Wednesday, December 30, 2015

The Twelve Days of Christmas: The Fifth Day




Another tradition that will be staying;  living Christmas trees strung with a few lights and placed in front of the glass of the double doors.



                                                                                   

                                                                                   













For the past few years, we've gotten California incense cedars.  They're native to this region and don't need much summer water so they do very well at Frogpond.  If it isn't too cold, my plan is to get them in the ground on New Year's Day.  I'm certain that the dogs and Max will be right there helping.

                                                                                   

The Twelve Days of Christmas: The Fourth Day

Actually, today is the Fifth Day of Christmas: I forgot all about blogging yesterday until I was in bed ready to fall asleep.  This is what comes of not doing something for so long.  So here is what I would have posted for the Fourth Day, had I remembered.



Arby planted himself on my apron on cookie-making day and I didn't have the heart to move him.  So he supervised from his perch while I stirred up a batch of spice cookies.










I must admit that I took little joy in Christmas festivities this year.  For years I've tried to keep alive the magic that I'd felt as a child, but have felt it slipping away as the decades passed.  I remember the long ago winter evenings of lying under the Christmas tree with the room dark except for the blinking of colored lights in the branches and the sparkle of tinsel.  For a brief time, the mundane world was transformed into something infinitely glorious and mystical.  

This year, as I plodded into the Christmas season, I finally realized that I no longer wished to force myself into these rituals any longer.  As a child, feeling as I do today would have been inconceivable and heartbreaking.  But trying to keep this fire lit in the old ways has become fossilized and meaningless.  So this year I tried to steer away from the old ways of celebrating winter and worked to reinvent how I approach the season.  This attempt had mixed results, but I think I'm on the right track.

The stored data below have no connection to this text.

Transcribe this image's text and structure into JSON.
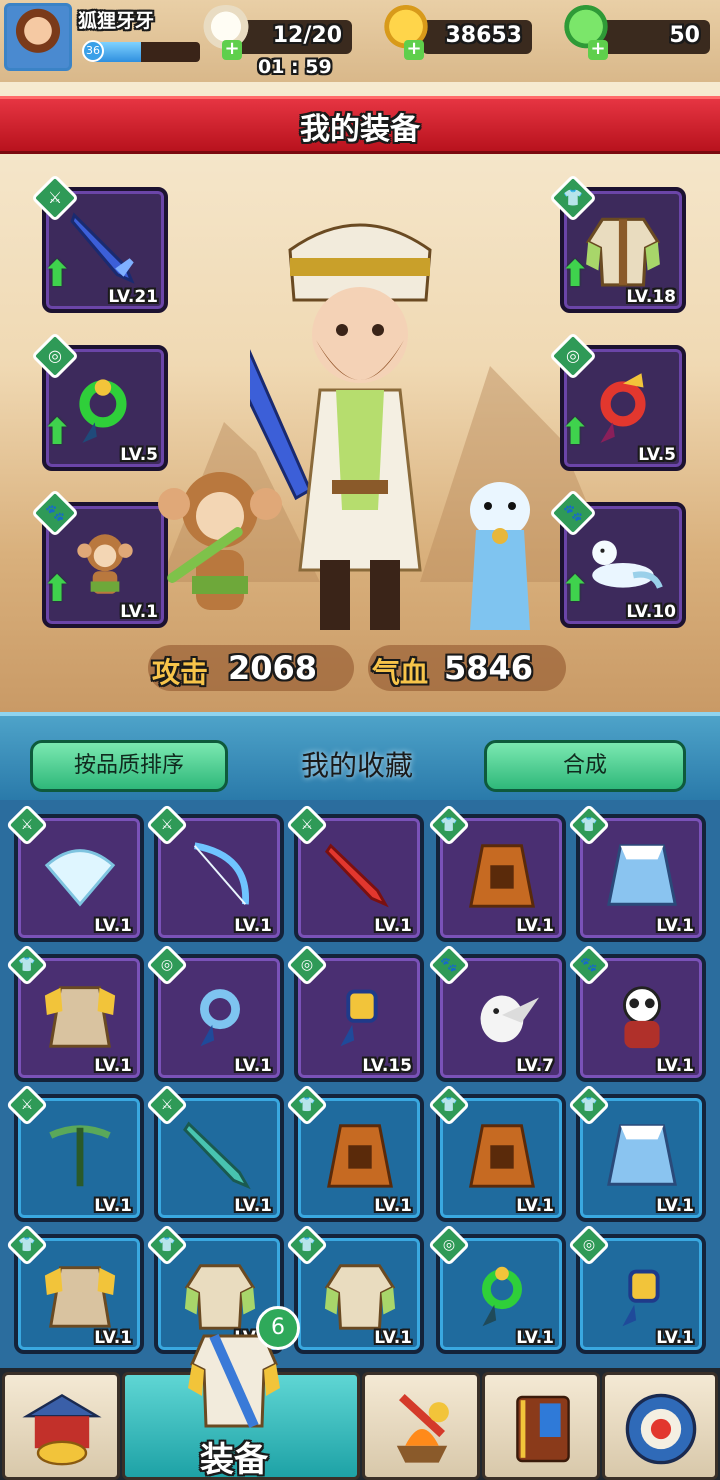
{
  "player": {
    "name": "狐狸牙牙",
    "level": "36",
    "xp_fraction": 0.45
  },
  "resources": {
    "stamina": "12/20",
    "timer": "01 : 59",
    "gold": "38653",
    "gems": "50"
  },
  "equipment": {
    "title": "我的装备",
    "slots": [
      {
        "type_icon": "sword-icon",
        "level": "LV.21"
      },
      {
        "type_icon": "armor-icon",
        "level": "LV.18"
      },
      {
        "type_icon": "amulet-icon",
        "level": "LV.5"
      },
      {
        "type_icon": "amulet-icon",
        "level": "LV.5"
      },
      {
        "type_icon": "paw-icon",
        "level": "LV.1"
      },
      {
        "type_icon": "paw-icon",
        "level": "LV.10"
      }
    ],
    "attack_label": "攻击",
    "attack_value": "2068",
    "hp_label": "气血",
    "hp_value": "5846"
  },
  "collection": {
    "sort_label": "按品质排序",
    "title": "我的收藏",
    "synth_label": "合成",
    "items": [
      {
        "kind": "sword-icon",
        "level": "LV.1",
        "rarity": "purple",
        "art": "fan"
      },
      {
        "kind": "sword-icon",
        "level": "LV.1",
        "rarity": "purple",
        "art": "bow"
      },
      {
        "kind": "sword-icon",
        "level": "LV.1",
        "rarity": "purple",
        "art": "dagger"
      },
      {
        "kind": "armor-icon",
        "level": "LV.1",
        "rarity": "purple",
        "art": "cloak"
      },
      {
        "kind": "armor-icon",
        "level": "LV.1",
        "rarity": "purple",
        "art": "furcoat"
      },
      {
        "kind": "armor-icon",
        "level": "LV.1",
        "rarity": "purple",
        "art": "goldarmor"
      },
      {
        "kind": "amulet-icon",
        "level": "LV.1",
        "rarity": "purple",
        "art": "bluejade"
      },
      {
        "kind": "amulet-icon",
        "level": "LV.15",
        "rarity": "purple",
        "art": "goldjade"
      },
      {
        "kind": "paw-icon",
        "level": "LV.7",
        "rarity": "purple",
        "art": "owl"
      },
      {
        "kind": "paw-icon",
        "level": "LV.1",
        "rarity": "purple",
        "art": "panda"
      },
      {
        "kind": "sword-icon",
        "level": "LV.1",
        "rarity": "blue",
        "art": "crossbow"
      },
      {
        "kind": "sword-icon",
        "level": "LV.1",
        "rarity": "blue",
        "art": "greenblade"
      },
      {
        "kind": "armor-icon",
        "level": "LV.1",
        "rarity": "blue",
        "art": "cloak"
      },
      {
        "kind": "armor-icon",
        "level": "LV.1",
        "rarity": "blue",
        "art": "cloak"
      },
      {
        "kind": "armor-icon",
        "level": "LV.1",
        "rarity": "blue",
        "art": "furcoat"
      },
      {
        "kind": "armor-icon",
        "level": "LV.1",
        "rarity": "blue",
        "art": "goldarmor"
      },
      {
        "kind": "armor-icon",
        "level": "LV.1",
        "rarity": "blue",
        "art": "robe"
      },
      {
        "kind": "armor-icon",
        "level": "LV.1",
        "rarity": "blue",
        "art": "robe"
      },
      {
        "kind": "amulet-icon",
        "level": "LV.1",
        "rarity": "blue",
        "art": "greenjade"
      },
      {
        "kind": "amulet-icon",
        "level": "LV.1",
        "rarity": "blue",
        "art": "goldjade"
      }
    ]
  },
  "nav": {
    "active_label": "装备",
    "badge_count": "6",
    "tabs": [
      "shop-icon",
      "equipment-icon",
      "forge-icon",
      "book-icon",
      "settings-icon"
    ]
  },
  "colors": {
    "banner_red": "#d61f2c",
    "panel_cream": "#f3e1c2",
    "rarity_purple": "#4a2f72",
    "rarity_blue": "#1f6b9e",
    "button_green": "#3fcf8c",
    "accent_gold": "#f7c44a"
  }
}
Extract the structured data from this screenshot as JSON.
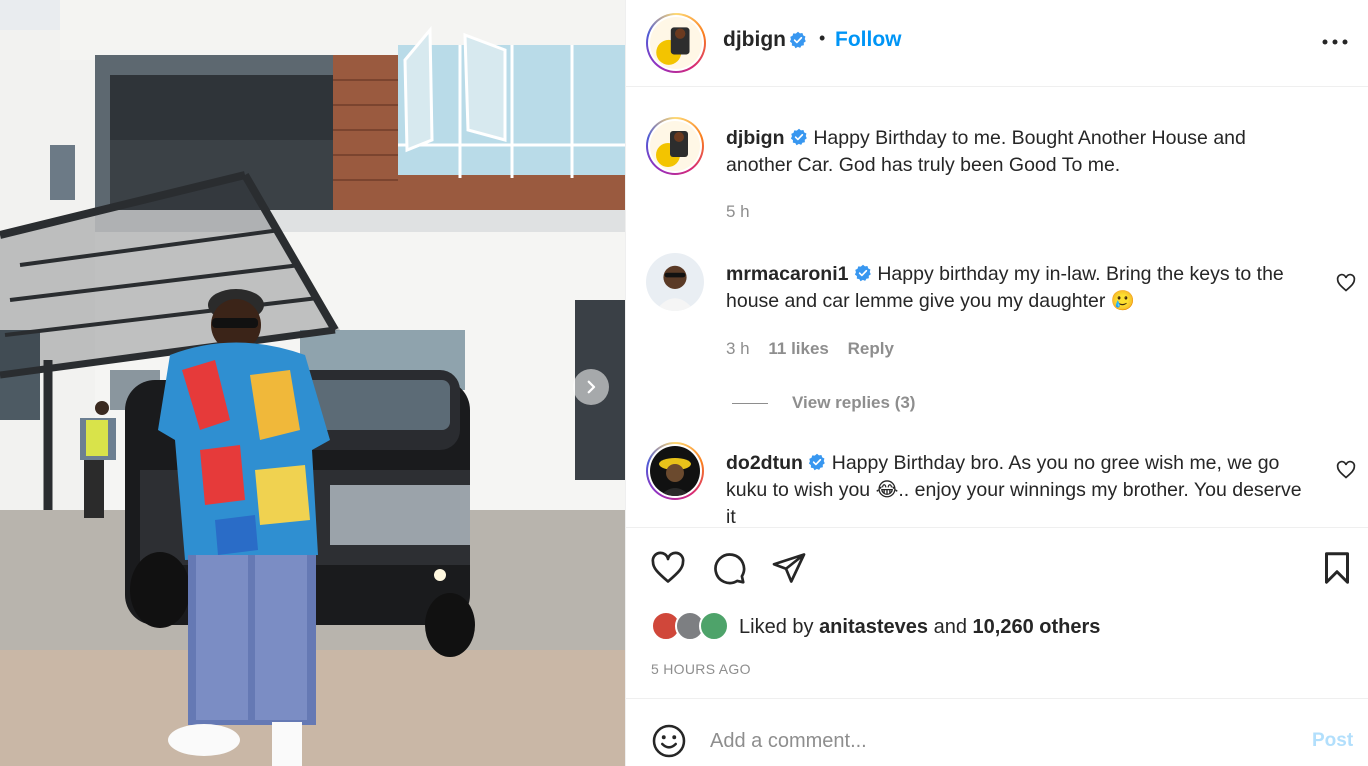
{
  "post": {
    "author": "djbign",
    "follow_label": "Follow",
    "separator": "•",
    "caption": "Happy Birthday to me. Bought Another House and another Car. God has truly been Good To me.",
    "caption_time": "5 h",
    "view_replies": "View replies (3)",
    "liked_prefix": "Liked by",
    "liked_user": "anitasteves",
    "liked_and": "and",
    "liked_others": "10,260 others",
    "time_ago": "5 HOURS AGO"
  },
  "comments": [
    {
      "username": "mrmacaroni1",
      "text": "Happy birthday my in-law. Bring the keys to the house and car lemme give you my daughter",
      "emoji": "🥲",
      "time": "3 h",
      "likes": "11 likes",
      "reply_label": "Reply"
    },
    {
      "username": "do2dtun",
      "text_a": "Happy Birthday bro. As you no gree wish me, we go kuku to wish you",
      "emoji": "😂",
      "text_b": ".. enjoy your winnings my brother. You deserve it"
    }
  ],
  "comment_box": {
    "placeholder": "Add a comment...",
    "post_label": "Post"
  },
  "colors": {
    "link_blue": "#0095f6",
    "verified_blue": "#3897f0",
    "muted": "#8e8e8e",
    "post_disabled": "#b2dffc"
  },
  "icons": [
    "chevron-right-icon",
    "verified-icon",
    "more-icon",
    "heart-icon",
    "comment-icon",
    "share-icon",
    "bookmark-icon",
    "emoji-icon"
  ]
}
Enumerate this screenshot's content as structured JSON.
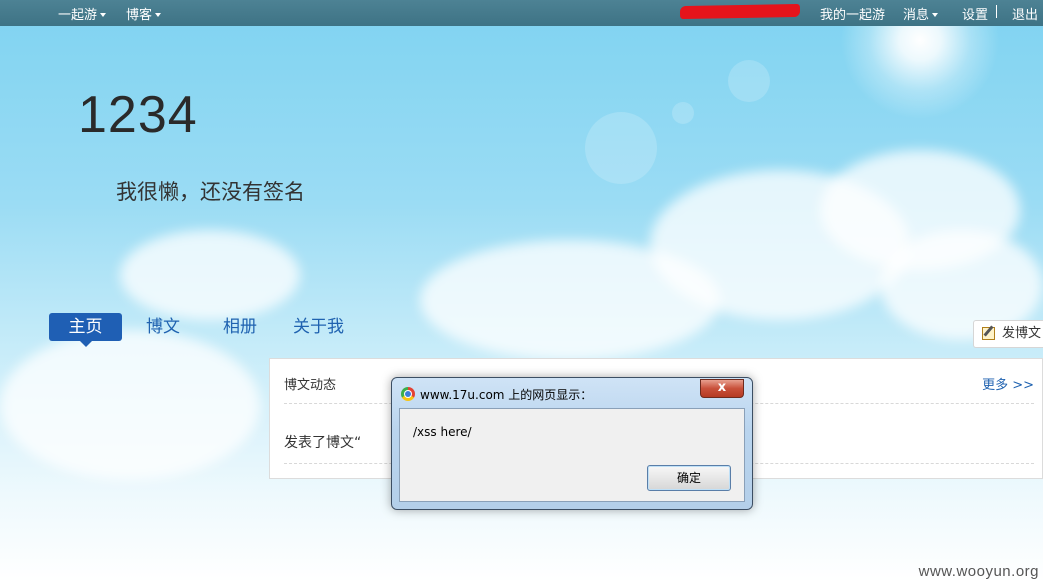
{
  "topbar": {
    "nav_left": [
      {
        "label": "一起游"
      },
      {
        "label": "博客"
      }
    ],
    "my_link": "我的一起游",
    "messages": "消息",
    "settings": "设置",
    "logout": "退出"
  },
  "profile": {
    "name": "1234",
    "signature": "我很懒，还没有签名"
  },
  "nav": {
    "tabs": [
      {
        "label": "主页",
        "active": true
      },
      {
        "label": "博文"
      },
      {
        "label": "相册"
      },
      {
        "label": "关于我"
      }
    ]
  },
  "post_button": {
    "label": "发博文",
    "icon": "edit-icon"
  },
  "feed": {
    "title": "博文动态",
    "more": "更多 >>",
    "activity": "发表了博文“"
  },
  "dialog": {
    "title": "www.17u.com 上的网页显示：",
    "close": "x",
    "message": "/xss here/",
    "ok": "确定",
    "icon": "chrome-icon"
  },
  "watermark": "www.wooyun.org"
}
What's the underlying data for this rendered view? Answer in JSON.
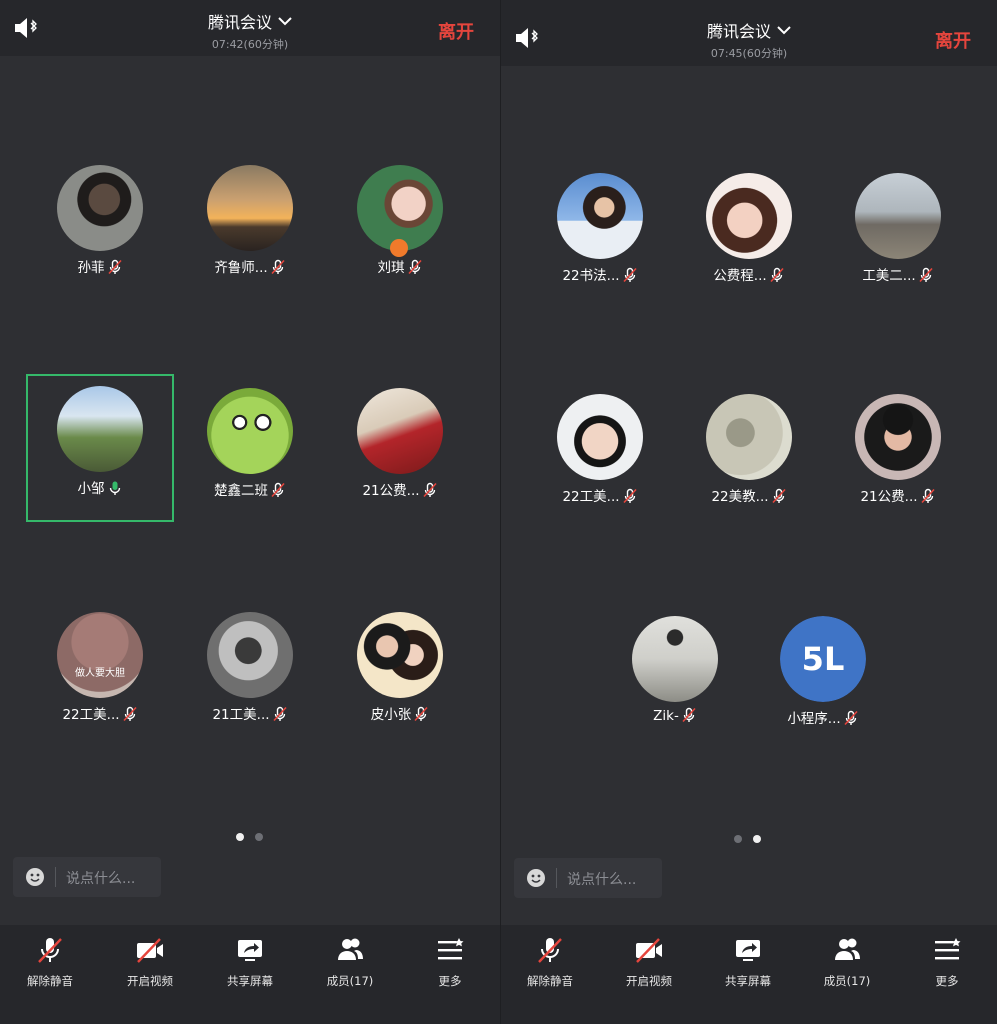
{
  "left": {
    "title": "腾讯会议",
    "timer": "07:42(60分钟)",
    "leave": "离开",
    "participants": [
      {
        "name": "孙菲",
        "mic": "muted"
      },
      {
        "name": "齐鲁师...",
        "mic": "muted"
      },
      {
        "name": "刘琪",
        "mic": "muted",
        "host_badge": true
      },
      {
        "name": "小邹",
        "mic": "speaking",
        "active": true
      },
      {
        "name": "楚鑫二班",
        "mic": "muted"
      },
      {
        "name": "21公费...",
        "mic": "muted"
      },
      {
        "name": "22工美...",
        "mic": "muted",
        "avatar_text": "做人要大胆"
      },
      {
        "name": "21工美...",
        "mic": "muted"
      },
      {
        "name": "皮小张",
        "mic": "muted"
      }
    ],
    "page_indicator": {
      "total": 2,
      "current": 1
    },
    "chat_placeholder": "说点什么..."
  },
  "right": {
    "title": "腾讯会议",
    "timer": "07:45(60分钟)",
    "leave": "离开",
    "participants": [
      {
        "name": "22书法...",
        "mic": "muted"
      },
      {
        "name": "公费程...",
        "mic": "muted"
      },
      {
        "name": "工美二...",
        "mic": "muted"
      },
      {
        "name": "22工美...",
        "mic": "muted"
      },
      {
        "name": "22美教...",
        "mic": "muted"
      },
      {
        "name": "21公费...",
        "mic": "muted"
      },
      {
        "name": "Zik-",
        "mic": "muted"
      },
      {
        "name": "小程序...",
        "mic": "muted",
        "initials": "5L"
      }
    ],
    "page_indicator": {
      "total": 2,
      "current": 2
    },
    "chat_placeholder": "说点什么..."
  },
  "toolbar": {
    "unmute": "解除静音",
    "video": "开启视频",
    "share": "共享屏幕",
    "members": "成员(17)",
    "more": "更多"
  },
  "colors": {
    "leave": "#e5453d",
    "active_border": "#35b96a",
    "speaking_mic": "#35b96a",
    "initials_bg": "#3f74c6"
  }
}
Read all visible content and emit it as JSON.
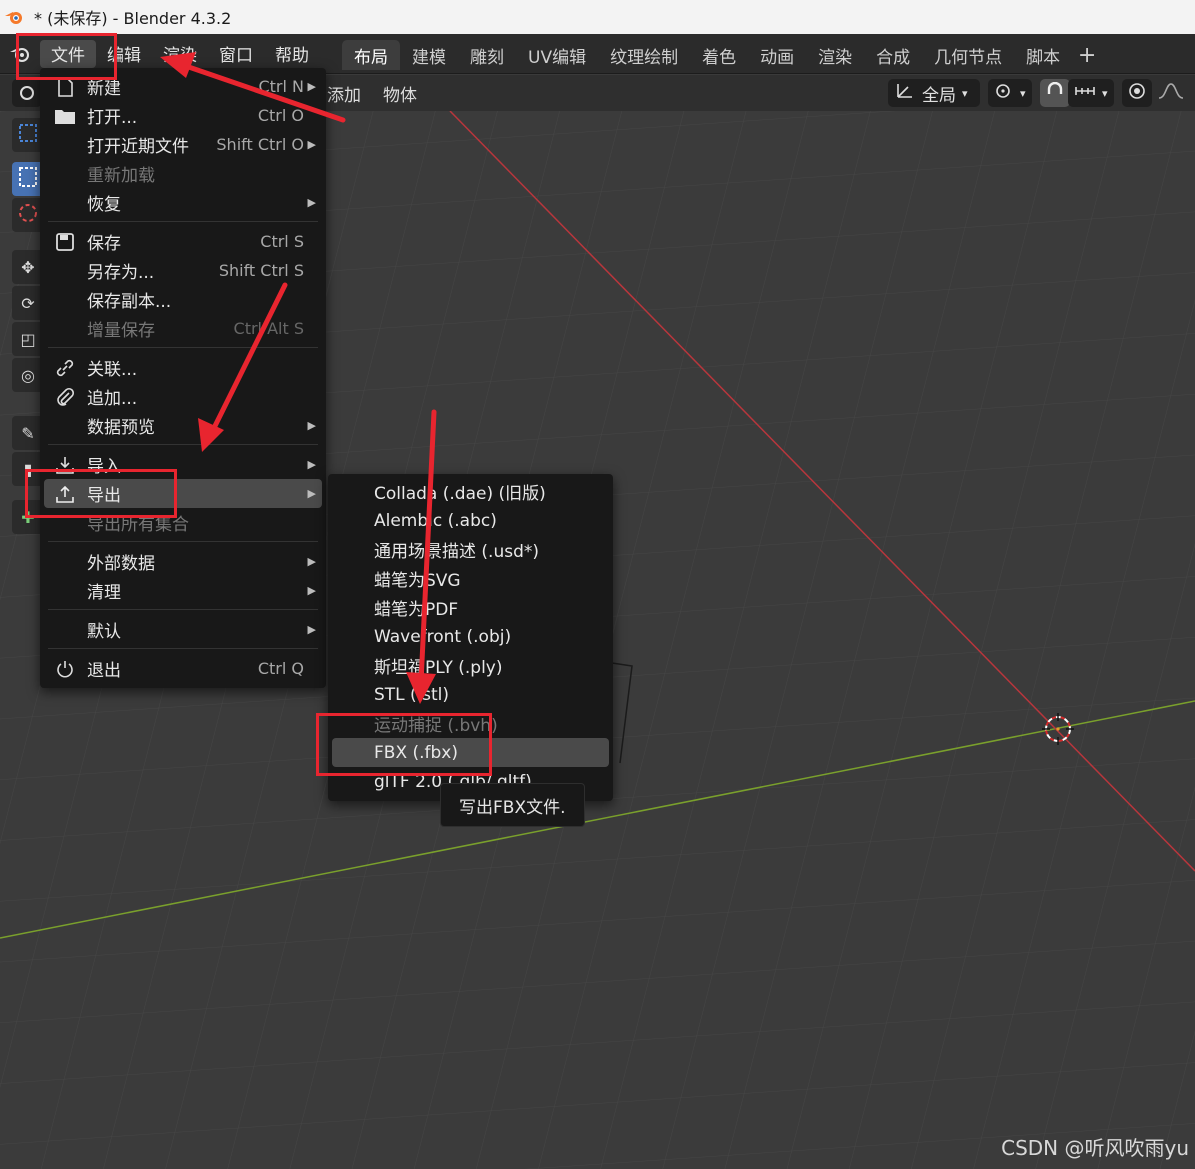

The good news is that the activity of baking spice cookies with my cat is a keeper.  We'll build around that.

Monday, December 28, 2015

The Twelve Days of Christmas: The Third Day

Today I read this poem by Canadian poet P.K. Page.  I think that my dear husband, bird watcher and admirer of Corvids everywhere, will like it.  So:

                                                              The Crow

By the wave rising, by the wave breaking
high to low;
by the wave riding the air, sweeping the high air low
in a white foam, in a suds,
there
like a churchwarden, like a stiff
turn-the-eye-inward old man
in a cutaway, in the mist
stands 
the crow.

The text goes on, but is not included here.